We write now to respectfully ask that AGRA provide substantive responses to the findings in the “False Promises” report. We request that AGRA make available any assessments of its progress toward achieving the goals in its 2017-2021 strategic plan and any survey data from its own monitoring and evaluation at country level.

And we ask that AGRA specifically address the following findings from the “False Promises” report:

  1. We found very little evidence that AGRA is benefiting 30 million smallholder households, and that it is likely benefiting larger-scale commercial farmers, mostly men, rather than smallholder women farmers. a. How many farmers have benefited directly from AGRA’s interventions? The stated goal is 9 million. b. How many have benefited indirectly?

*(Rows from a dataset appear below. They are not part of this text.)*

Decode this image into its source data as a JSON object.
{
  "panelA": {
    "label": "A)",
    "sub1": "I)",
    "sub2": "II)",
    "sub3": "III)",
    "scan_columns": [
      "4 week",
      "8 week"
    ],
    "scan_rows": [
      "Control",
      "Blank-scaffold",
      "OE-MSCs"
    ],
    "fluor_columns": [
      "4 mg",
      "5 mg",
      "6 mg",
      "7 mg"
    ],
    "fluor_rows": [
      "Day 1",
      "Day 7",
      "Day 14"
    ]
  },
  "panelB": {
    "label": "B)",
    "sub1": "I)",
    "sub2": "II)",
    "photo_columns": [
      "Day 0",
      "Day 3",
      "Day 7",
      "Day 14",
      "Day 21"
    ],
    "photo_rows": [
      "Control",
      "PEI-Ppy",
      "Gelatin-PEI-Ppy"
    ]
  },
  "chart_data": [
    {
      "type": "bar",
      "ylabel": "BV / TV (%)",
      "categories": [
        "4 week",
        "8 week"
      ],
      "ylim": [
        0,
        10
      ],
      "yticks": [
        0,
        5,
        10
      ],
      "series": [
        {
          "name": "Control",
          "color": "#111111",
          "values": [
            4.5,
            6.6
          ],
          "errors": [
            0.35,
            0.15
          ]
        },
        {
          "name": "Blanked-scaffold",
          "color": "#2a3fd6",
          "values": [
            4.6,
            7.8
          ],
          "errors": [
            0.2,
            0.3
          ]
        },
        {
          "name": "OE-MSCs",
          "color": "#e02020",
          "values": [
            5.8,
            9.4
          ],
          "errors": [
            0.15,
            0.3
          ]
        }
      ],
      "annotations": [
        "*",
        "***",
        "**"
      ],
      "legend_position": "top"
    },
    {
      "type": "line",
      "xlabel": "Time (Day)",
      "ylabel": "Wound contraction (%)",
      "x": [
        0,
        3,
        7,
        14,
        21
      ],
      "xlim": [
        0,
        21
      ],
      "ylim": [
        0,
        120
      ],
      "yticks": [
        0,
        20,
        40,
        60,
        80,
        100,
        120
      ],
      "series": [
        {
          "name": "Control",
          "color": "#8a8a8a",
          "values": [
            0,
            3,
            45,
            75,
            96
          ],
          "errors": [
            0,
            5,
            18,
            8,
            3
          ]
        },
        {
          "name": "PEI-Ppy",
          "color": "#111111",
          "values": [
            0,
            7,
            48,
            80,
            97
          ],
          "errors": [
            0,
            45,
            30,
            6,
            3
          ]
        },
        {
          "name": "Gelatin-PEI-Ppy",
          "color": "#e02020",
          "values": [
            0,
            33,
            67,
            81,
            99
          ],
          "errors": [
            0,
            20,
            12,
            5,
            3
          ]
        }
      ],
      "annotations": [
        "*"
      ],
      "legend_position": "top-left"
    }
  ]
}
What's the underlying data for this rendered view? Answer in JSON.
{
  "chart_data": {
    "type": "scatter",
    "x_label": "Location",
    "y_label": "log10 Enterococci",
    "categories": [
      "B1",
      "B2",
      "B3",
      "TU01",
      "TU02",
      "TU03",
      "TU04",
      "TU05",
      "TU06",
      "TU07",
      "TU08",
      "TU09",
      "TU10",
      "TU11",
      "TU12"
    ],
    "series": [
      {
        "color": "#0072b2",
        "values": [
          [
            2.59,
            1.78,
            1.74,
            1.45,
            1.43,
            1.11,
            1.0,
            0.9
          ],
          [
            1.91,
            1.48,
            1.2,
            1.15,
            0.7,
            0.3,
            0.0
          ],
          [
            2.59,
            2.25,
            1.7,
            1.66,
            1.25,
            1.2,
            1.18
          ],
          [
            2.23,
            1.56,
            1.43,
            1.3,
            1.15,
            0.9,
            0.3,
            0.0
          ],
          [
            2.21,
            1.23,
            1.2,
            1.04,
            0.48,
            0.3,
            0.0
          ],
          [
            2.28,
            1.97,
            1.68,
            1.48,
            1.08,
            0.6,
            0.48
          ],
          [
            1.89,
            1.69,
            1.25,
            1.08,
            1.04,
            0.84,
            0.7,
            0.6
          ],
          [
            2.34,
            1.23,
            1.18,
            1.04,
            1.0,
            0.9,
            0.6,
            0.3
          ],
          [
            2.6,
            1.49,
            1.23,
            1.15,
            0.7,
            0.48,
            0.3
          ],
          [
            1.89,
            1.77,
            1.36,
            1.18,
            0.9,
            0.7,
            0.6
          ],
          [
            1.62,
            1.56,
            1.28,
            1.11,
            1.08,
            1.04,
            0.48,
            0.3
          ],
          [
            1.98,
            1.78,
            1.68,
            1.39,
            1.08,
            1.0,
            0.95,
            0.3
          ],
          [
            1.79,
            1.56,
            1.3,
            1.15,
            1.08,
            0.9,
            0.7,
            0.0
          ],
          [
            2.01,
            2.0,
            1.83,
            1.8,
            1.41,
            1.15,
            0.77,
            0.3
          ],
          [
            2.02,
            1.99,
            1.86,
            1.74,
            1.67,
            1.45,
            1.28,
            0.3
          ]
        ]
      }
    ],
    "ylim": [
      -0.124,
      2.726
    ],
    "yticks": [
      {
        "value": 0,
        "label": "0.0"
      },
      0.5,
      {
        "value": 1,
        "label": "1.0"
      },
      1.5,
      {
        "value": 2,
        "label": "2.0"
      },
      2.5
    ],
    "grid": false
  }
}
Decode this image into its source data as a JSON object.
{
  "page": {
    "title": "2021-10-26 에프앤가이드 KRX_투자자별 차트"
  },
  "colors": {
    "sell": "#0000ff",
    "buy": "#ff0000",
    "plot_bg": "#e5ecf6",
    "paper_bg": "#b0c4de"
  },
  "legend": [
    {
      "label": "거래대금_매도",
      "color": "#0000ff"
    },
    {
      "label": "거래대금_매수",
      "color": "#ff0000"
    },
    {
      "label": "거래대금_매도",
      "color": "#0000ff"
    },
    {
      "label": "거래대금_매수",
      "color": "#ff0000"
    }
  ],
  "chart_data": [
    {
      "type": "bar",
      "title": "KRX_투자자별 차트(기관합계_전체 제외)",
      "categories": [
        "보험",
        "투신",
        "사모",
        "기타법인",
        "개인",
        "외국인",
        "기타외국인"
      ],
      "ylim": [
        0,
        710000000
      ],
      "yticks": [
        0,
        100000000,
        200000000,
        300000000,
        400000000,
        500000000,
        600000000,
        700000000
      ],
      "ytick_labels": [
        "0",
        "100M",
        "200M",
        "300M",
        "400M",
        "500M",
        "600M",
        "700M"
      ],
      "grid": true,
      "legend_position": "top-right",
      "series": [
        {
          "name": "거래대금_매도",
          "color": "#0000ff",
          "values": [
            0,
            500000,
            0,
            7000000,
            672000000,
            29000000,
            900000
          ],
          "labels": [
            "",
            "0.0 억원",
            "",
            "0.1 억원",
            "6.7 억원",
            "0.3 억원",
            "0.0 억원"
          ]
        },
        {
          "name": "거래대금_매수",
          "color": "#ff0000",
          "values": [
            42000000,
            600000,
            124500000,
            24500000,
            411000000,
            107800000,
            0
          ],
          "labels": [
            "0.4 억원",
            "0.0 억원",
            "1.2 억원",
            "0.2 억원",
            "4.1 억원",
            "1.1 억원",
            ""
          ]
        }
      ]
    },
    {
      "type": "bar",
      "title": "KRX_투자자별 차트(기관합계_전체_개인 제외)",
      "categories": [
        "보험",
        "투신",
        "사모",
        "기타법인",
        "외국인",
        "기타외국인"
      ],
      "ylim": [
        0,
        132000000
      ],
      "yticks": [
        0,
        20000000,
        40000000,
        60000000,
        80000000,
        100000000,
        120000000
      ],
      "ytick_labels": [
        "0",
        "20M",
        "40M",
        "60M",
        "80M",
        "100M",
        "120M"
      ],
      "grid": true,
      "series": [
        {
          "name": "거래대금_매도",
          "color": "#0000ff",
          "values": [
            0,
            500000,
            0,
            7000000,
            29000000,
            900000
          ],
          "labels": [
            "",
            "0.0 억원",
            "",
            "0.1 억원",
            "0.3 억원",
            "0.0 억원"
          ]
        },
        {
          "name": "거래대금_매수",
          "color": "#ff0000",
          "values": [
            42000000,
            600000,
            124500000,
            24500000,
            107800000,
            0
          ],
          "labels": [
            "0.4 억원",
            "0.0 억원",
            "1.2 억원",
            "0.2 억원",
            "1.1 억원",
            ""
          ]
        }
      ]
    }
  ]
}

The goal is 21 million. c. What evidence is there that women and smallholders are the primary beneficiaries of AGRA’s programs?
  2. The stated goal is to double productivity for these farmers by 2020. We found no evidence that AGRA will meet this goal in any of its 13 target countries. Even for maize, a priority crop for AGRA and for African government input subsidy programs, yields increased only 29% over 12 years, far short of the goal of a 100% increase. Overall, yields for a basket of staple crops increased just 18% with some crops experiencing declines. a. What evidence can AGRA offer that productivity has increased significantly across a range of staple food crops?
  3. We found that AGRA and other Green Revolution programs were creating unsustainable extensification of production (especially maize production) onto new lands rather than the stated goal of promoting “sustainable intensification” through raising productivity on existing agricultural lands. a. What evidence can AGRA provide that its initiatives are not resulting in unsustainable extensification to grow favored crops on new land?
  4. We found no evidence that farmer incomes are increasing significantly, never mind doubling for 30 million smallholder households. We found case study evidence that farmers have found themselves in debt after purchasing Green Revolution inputs on credit. a. What evidence shows that AGRA’s productivity increases have increased farmer incomes significantly? b. Can AGRA provide data on farmer impacts from loan schemes for input purchases that may result in farmers falling into debt when yields and incomes do not increase?
  5. We found disturbing evidence of a worsening of food insecurity across AGRA countries, with a 31% increase in the number of undernourished people since 2006. In nine of AGRA’s 13 target countries the number of undernourished people increased. (In four of those, yields for staple crops decreased!) a. What evidence is there that food insecurity has been reduced among smallholder farming households? b. What evidence can AGRA offer to counter our finding that nutritional diversity is declining with the decrease in crop diversity, as maize and other favored crops come to replace millet, sorghum, sweet potato, and other climate-resilient nutritious crops traditionally grown by farmers?
  6. AGRA recently removed its ambitious goals from its website (see page taken down in June). We concluded that this was an indication that AGRA was failing to achieve its goals.
     a. Has AGRA abandoned its goals to double yields and incomes for 30 million smallholder households while halving food insecurity?
    b. What are AGRA’s current goals for improving productivity, incomes, and food security, and for how many farmers? African farmers deserve a substantive response from AGRA to the findings in the report.

So, do AGRA’s public sector donors, who would seem to be getting a very poor return on their investments. African governments also need to provide a clear accounting for the impacts of their own budget outlays that support Green Revolution programmes.

We publish this request in the interest of furthering transparency and accountability. We were disappointed to see your response in the media that AGRA is increasing its investment in public relations. This suggests that AGRA is more concerned with its image than it is with providing accountability for its work.

We hope this request can refocus this important discussion on AGRA’s 14-year record in increasing productivity, incomes, and food security for smallholder farmers in Africa.